SilcoTek has been a “Best company to work for in PA” for the past three years, and we believe that strong culture is built around the three elements: feeling safe and at home at your workplace, promoting leaders that demonstrate vulnerability and are not afraid to ask for help or fail, and creating a sense of purpose for changing the world. These principles are out of the book Culture Code by Daniel Coyle. 

HVI: I noticed that your job title is “Head coach.” Can you tell me about that?

Silvis: When I started growing Restek, I was a geek, an inventor. I never took a financial class. I was clueless. It was a personal growth … a learning curve over time. I reached a point where we had 125 people and it was harder to manage. People left for other companies, and that was hard.

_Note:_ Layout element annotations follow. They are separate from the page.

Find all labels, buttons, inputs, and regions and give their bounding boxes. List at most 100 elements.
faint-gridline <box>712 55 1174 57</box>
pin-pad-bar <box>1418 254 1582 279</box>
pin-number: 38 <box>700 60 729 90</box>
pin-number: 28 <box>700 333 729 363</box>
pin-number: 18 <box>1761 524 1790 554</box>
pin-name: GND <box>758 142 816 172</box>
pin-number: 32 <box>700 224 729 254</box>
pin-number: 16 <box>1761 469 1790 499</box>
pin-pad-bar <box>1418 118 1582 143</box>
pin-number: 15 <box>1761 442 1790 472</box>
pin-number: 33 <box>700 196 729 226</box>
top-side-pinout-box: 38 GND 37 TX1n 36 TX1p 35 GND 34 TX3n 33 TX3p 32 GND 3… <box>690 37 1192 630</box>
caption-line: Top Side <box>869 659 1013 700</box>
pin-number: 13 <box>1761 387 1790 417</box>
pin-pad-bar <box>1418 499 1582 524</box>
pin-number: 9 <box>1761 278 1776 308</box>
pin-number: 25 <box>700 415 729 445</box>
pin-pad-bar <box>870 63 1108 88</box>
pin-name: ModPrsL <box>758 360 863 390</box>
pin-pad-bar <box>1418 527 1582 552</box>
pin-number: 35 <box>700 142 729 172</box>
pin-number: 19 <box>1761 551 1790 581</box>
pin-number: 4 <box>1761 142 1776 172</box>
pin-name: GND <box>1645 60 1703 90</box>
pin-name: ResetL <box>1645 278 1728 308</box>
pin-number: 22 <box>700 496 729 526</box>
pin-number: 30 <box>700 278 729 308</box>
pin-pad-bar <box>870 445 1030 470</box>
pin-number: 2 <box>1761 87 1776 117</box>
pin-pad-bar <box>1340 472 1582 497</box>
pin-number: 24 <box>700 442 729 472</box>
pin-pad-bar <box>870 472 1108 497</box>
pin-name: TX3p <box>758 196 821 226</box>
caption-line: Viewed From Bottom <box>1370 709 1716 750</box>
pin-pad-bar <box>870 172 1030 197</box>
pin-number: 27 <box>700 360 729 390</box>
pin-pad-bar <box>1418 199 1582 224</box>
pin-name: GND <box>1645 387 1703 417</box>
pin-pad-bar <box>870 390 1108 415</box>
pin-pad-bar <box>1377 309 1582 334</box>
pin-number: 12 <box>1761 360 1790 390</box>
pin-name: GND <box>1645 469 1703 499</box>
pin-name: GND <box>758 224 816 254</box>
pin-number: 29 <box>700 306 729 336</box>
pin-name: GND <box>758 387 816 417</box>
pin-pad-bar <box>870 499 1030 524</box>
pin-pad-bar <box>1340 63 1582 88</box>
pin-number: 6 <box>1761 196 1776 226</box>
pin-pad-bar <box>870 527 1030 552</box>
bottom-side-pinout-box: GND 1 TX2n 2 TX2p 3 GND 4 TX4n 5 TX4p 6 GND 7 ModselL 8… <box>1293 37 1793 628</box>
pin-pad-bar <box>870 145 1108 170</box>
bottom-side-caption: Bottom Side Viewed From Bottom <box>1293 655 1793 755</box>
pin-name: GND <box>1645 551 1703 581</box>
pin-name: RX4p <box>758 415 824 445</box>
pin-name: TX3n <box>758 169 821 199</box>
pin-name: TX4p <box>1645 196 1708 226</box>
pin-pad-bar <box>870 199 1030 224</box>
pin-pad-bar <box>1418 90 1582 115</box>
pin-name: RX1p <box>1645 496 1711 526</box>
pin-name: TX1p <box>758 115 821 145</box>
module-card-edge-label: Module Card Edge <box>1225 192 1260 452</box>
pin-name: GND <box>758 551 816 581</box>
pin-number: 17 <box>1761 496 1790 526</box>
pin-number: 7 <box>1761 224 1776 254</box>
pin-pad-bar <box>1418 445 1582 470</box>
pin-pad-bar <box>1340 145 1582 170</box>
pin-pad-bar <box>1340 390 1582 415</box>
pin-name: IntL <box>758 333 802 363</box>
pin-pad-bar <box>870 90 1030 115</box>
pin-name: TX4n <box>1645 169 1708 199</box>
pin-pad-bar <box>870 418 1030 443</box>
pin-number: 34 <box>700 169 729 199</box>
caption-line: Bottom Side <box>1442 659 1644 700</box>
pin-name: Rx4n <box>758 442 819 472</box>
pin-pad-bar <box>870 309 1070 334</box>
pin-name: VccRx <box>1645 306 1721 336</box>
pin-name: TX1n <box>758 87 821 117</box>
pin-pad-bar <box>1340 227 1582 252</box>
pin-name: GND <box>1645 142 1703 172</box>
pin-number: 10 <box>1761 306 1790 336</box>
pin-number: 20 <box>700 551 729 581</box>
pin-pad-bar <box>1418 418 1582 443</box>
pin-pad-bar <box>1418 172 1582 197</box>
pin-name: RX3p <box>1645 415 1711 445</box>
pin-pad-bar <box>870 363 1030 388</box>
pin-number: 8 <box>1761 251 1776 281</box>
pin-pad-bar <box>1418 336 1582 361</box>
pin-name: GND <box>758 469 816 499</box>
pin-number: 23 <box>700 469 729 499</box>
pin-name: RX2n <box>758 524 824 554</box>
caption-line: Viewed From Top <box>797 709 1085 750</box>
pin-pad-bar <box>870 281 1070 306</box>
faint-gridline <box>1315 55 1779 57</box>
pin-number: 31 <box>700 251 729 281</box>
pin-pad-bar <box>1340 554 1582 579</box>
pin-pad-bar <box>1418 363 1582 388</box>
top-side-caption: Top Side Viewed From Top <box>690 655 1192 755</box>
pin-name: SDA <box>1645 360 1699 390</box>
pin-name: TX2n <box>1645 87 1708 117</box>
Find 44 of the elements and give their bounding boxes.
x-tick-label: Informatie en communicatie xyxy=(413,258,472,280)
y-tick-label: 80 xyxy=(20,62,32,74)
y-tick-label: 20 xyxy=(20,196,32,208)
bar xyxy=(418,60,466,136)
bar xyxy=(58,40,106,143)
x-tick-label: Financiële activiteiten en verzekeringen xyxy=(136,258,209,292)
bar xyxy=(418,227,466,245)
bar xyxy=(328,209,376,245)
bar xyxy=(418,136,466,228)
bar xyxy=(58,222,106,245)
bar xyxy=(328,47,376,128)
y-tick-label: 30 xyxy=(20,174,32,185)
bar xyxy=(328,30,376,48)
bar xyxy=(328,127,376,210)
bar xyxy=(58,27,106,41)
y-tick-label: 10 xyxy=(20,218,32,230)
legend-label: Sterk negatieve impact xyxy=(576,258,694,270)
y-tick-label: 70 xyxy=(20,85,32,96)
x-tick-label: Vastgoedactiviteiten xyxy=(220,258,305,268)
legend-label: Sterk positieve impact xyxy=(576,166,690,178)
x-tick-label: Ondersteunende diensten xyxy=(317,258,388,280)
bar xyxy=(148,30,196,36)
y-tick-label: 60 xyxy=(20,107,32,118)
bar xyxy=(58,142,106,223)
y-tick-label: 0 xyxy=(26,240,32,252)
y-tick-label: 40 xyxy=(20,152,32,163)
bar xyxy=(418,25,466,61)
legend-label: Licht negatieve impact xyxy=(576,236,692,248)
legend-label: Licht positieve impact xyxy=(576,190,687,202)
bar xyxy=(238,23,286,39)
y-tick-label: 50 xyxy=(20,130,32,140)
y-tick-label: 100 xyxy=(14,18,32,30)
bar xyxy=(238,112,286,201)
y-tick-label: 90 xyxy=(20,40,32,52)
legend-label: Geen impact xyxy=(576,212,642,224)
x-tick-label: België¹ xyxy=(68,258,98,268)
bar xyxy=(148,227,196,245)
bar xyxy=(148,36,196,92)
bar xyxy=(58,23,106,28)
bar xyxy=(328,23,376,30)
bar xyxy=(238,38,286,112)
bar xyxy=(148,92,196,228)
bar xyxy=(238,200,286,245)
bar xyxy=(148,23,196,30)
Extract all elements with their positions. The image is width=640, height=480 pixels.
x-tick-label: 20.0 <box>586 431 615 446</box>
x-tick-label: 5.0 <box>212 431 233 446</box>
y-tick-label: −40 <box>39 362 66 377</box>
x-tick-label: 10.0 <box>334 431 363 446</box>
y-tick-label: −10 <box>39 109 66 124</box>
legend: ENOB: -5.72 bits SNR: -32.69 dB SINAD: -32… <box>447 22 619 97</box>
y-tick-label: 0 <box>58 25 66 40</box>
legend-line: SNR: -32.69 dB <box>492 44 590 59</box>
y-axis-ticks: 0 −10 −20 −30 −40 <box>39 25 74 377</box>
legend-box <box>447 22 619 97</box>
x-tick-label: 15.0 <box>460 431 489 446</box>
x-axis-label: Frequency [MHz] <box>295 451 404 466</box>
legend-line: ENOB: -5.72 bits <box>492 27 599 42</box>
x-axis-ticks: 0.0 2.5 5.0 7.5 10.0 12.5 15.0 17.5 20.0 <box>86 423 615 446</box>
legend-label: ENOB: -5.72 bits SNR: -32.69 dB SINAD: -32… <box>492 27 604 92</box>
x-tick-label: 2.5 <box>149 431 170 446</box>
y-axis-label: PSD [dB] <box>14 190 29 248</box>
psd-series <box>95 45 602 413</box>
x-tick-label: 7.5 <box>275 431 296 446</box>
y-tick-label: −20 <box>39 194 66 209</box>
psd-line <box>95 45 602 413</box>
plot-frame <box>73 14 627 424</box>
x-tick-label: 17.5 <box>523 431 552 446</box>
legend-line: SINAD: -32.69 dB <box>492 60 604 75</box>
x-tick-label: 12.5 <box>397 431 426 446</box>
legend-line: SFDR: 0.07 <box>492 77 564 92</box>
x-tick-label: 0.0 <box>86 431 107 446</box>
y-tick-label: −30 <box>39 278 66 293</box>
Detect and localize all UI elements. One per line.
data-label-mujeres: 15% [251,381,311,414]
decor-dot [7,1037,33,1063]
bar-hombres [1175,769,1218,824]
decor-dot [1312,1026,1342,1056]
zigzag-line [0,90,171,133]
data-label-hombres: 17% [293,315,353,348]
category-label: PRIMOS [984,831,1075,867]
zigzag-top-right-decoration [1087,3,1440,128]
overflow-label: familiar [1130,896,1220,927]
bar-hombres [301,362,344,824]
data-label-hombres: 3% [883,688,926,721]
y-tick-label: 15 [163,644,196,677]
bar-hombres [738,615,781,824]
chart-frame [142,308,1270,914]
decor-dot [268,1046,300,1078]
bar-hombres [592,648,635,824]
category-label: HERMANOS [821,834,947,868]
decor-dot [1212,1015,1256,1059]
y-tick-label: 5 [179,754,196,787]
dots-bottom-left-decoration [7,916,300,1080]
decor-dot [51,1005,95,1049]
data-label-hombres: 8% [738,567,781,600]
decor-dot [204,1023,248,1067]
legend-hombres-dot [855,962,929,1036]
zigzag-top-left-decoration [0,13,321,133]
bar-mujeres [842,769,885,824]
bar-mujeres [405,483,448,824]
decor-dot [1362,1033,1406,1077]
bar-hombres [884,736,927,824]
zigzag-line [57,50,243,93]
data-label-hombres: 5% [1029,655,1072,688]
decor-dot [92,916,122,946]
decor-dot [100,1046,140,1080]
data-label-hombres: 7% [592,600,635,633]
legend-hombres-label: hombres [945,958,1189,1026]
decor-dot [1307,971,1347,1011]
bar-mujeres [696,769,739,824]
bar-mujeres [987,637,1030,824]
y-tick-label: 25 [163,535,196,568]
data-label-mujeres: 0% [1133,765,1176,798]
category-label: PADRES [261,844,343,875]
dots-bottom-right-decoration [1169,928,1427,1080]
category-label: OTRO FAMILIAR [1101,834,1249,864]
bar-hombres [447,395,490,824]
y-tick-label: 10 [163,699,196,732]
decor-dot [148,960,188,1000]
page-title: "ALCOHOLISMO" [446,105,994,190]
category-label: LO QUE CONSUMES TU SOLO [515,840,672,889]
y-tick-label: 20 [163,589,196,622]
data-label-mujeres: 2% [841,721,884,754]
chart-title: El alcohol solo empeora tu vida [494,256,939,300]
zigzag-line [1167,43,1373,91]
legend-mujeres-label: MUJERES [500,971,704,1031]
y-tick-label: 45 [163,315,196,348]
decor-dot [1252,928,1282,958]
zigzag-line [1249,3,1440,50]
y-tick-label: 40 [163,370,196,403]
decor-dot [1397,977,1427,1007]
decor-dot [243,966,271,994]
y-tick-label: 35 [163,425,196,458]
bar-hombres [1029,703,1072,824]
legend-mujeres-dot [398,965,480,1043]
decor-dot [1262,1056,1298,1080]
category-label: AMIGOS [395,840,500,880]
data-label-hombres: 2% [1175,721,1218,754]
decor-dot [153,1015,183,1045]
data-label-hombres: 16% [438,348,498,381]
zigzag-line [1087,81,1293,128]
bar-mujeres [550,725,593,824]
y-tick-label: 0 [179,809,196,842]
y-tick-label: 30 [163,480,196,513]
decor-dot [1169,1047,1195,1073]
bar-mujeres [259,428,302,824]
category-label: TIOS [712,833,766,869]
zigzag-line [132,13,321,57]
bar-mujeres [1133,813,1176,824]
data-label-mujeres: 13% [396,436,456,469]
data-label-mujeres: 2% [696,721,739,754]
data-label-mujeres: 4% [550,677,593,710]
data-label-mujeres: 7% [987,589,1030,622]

 I decided that I couldn’t be the idea person any more. Instead, I had a vision to be the head coach. A head coach puts the right players in the right positions; provides training, tools, and opportunities for them to become star players; encourages an atmosphere of support and honesty; helps to define the team's strategy for winning—all for the sake of creating a championship team which each member can be proud of!

That’s servant leadership. It’s not about me as a boss or our bottom line — it’s about how I can help my team do better in their jobs and in their lives. It all goes back to our culture code. A rising tide lifts all boats. That’s a mindset I learned because I didn’t know any better. 

HVI: Why Happy Valley? What are the benefits of existing here in the Happy Valley ecosystem? 

Silvis: The benefits are the people. This region's high schools and trade schools, along with Penn State, have allowed us to have a dedicated, hard working and capable staff. Having access to this level of talent is the first and foremost key to SilcoTek successfully turning our visions into reality.

Partnering with the University has given us an unmatched capability to offer our customers extremely advanced analytical testing methods. The Materials Characterization Lab has equipment that would be well beyond the ability of SilcoTek to purchase at our current size. Having access to these extremely powerful instruments allows us to produce the data and information for our customers that speed up the sales cycle.